Was unternimmt die Bundesregierung?

Auch in Berlin wird die Zuspitzung mit Sorge verfolgt. Telefonisch verständigte sich Bundeskanzlerin Angela Merkel (CDU) am Samstag mit Verteidigungsministerin Annegret Kramp-Karrenbauer (CDU), Außenminister Heiko Maas (SPD), Innenminister Horst Seehofer (CSU) und Kanzleramtsminister Helge Braun (CDU). „Der Irak darf nicht im Chaos versinken“, mahnte Kramp-Karrenbauer. Maas sagte der „Bild am Sonntag“: „Allen muss bewusst sein, dass jetzt jede Provokation zu einer unkontrollierbaren Spirale der Gewalt führen könnte, mit unabsehbaren Folgen für die ganze Region und auch unsere Sicherheit in Europa.“ Während der Außenminister alle Seiten vor einer Eskalation warnte, hob Kramp-Karrenbauers Ministerium hervor, dass der Iran die Region „mit der aktiven Unterstützung von Terrorismus und Gewalt“ destabilisiere und auch Israel bedrohe. „Es liegt jetzt vor allem in den Händen der iranischen Führung, die Konflikte in der Region nicht weiter eskalieren zu lassen.“ Maas kündigte Gespräche mit dem Iran und anderen Staaten sowie innerhalb der EU und den UN an, um eine weitere Eskalation zu verhindern. Doch die Handlungsspielräume der Europäer sind begrenzt. Gemeinsam mit Frankreich und Großbritannien hat die Bundesregierung versucht, das Atomabkommen mit dem Iran zu retten, aus dem die USA ausgestiegen waren. Teheran rückte dennoch immer weiter von dem Vertrag ab.

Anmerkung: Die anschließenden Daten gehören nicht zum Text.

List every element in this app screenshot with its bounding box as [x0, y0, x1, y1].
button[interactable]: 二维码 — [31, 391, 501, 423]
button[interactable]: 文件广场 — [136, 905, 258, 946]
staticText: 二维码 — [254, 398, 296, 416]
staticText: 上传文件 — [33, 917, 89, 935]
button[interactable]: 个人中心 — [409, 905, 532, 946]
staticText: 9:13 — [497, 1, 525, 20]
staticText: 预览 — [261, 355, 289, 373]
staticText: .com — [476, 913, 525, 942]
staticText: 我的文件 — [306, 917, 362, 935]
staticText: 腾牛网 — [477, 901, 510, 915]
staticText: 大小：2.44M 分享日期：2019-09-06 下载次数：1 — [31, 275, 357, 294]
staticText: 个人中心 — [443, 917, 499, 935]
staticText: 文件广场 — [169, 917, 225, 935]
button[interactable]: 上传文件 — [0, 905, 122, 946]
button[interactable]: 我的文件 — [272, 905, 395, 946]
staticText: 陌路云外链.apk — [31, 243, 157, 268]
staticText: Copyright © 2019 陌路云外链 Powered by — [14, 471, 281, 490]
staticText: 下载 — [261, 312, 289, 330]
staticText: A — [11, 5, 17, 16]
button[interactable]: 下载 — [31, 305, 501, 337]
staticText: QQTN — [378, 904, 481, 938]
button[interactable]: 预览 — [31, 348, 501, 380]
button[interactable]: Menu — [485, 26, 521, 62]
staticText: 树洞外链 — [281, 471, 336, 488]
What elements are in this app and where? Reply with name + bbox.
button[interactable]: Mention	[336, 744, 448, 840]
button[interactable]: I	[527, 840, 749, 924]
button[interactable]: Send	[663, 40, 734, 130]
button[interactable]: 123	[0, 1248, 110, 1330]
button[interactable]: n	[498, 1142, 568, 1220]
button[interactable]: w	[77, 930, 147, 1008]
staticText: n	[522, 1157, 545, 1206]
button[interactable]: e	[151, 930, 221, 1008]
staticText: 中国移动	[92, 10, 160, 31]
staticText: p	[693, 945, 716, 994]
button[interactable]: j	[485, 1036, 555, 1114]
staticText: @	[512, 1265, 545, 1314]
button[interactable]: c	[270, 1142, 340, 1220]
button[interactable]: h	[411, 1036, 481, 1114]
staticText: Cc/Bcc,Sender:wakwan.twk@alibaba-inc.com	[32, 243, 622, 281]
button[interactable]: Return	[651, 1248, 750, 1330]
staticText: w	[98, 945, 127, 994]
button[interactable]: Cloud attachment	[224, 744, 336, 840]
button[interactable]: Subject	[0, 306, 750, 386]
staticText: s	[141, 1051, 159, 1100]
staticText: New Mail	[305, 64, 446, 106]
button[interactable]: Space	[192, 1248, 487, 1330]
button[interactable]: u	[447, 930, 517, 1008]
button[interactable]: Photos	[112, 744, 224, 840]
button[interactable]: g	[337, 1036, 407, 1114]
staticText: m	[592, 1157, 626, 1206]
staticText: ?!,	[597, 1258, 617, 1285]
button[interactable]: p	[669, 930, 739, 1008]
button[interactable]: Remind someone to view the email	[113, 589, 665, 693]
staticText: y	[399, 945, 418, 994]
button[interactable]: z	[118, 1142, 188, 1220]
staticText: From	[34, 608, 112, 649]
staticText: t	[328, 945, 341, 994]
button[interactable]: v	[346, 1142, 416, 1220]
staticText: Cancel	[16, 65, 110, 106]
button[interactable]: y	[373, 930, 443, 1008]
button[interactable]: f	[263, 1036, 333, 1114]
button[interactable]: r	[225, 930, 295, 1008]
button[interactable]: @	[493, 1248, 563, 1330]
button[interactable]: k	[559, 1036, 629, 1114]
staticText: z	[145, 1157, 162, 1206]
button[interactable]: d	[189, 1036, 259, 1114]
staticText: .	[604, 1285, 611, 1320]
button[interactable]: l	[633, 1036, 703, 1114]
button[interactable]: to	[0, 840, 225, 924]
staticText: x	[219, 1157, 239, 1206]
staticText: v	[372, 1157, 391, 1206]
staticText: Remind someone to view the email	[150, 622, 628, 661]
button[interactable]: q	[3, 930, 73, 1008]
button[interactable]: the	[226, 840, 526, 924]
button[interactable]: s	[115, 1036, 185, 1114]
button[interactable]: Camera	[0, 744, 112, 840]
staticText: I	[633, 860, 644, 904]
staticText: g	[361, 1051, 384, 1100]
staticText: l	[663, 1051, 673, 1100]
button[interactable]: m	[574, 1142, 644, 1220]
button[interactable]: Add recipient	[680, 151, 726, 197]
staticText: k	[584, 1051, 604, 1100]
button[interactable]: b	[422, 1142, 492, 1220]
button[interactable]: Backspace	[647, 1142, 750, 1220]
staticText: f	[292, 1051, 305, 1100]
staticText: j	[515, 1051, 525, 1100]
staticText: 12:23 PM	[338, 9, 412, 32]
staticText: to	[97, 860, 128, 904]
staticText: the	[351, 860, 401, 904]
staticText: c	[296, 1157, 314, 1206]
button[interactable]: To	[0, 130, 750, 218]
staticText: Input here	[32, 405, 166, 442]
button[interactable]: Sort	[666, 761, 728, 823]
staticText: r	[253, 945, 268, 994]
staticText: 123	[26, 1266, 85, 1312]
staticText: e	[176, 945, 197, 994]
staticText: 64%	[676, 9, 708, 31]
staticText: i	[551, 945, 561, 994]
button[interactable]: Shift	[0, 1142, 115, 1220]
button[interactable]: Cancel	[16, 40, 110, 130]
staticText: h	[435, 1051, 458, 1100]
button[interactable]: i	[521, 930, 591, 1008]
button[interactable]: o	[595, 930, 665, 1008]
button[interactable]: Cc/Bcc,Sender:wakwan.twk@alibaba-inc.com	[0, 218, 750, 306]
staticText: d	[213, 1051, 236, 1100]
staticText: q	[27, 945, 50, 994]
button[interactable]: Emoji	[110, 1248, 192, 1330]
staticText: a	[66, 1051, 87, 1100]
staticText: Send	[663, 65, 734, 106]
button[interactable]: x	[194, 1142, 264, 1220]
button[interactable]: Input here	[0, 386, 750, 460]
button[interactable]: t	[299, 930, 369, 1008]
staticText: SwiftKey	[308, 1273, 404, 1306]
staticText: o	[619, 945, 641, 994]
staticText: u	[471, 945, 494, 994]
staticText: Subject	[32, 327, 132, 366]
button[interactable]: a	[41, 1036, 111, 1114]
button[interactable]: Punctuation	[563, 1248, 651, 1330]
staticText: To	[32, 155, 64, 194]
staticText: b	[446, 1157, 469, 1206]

Wie gefährdet sind deutsche Soldaten?

Im Rahmen des internationalen Einsatzes gegen die Terrormiliz „Islamischer Staat“ bildet die Bundeswehr im Irak Sicherheitskräfte aus. Etwa 90 deutsche Soldaten halten sich im nordirakischen Kurdengebiet in der Stadt Erbil auf. Im zentralirakischen Tadschi sind etwa 30 Deutsche stationiert, fünf Bundeswehrsoldaten befinden sich im Hauptquartier in Bagdad. Nach dem tödlichen Angriff auf Suleimani setzten die Bundeswehr und die gesamte Anti-IS-Koalition vorerst ihre Aktivitäten im Irak aus. Der „größtmögliche Schutz für die Truppe“ müsse sichergestellt werden, heißt es im Verteidigungsministerium. Grüne und Linke fordern einen sofortigen Abzug der Soldaten. So weit geht die SPD bisher nicht, allerdings hatten sich die Sozialdemokraten im vergangenen Jahr nur mühsam zu einer Verlängerung des Mandats durchringen können. Von einem Abzug der Bundeswehr will Kramp-Karrenbauer aber nichts wissen. Sie betonte, der Irak dürfe nicht „unter die Kontrolle von Extremisten geraten“. Deshalb sei es wichtig, im Kampf gegen den IS jetzt nicht nachzulassen, erklärte ihr Ministerium. Doch die Entscheidung könnte den Deutschen abgenommen werden: Das irakische Parlament stimmte am Sonntag überraschend für einen Abzug der ausländischen Truppen.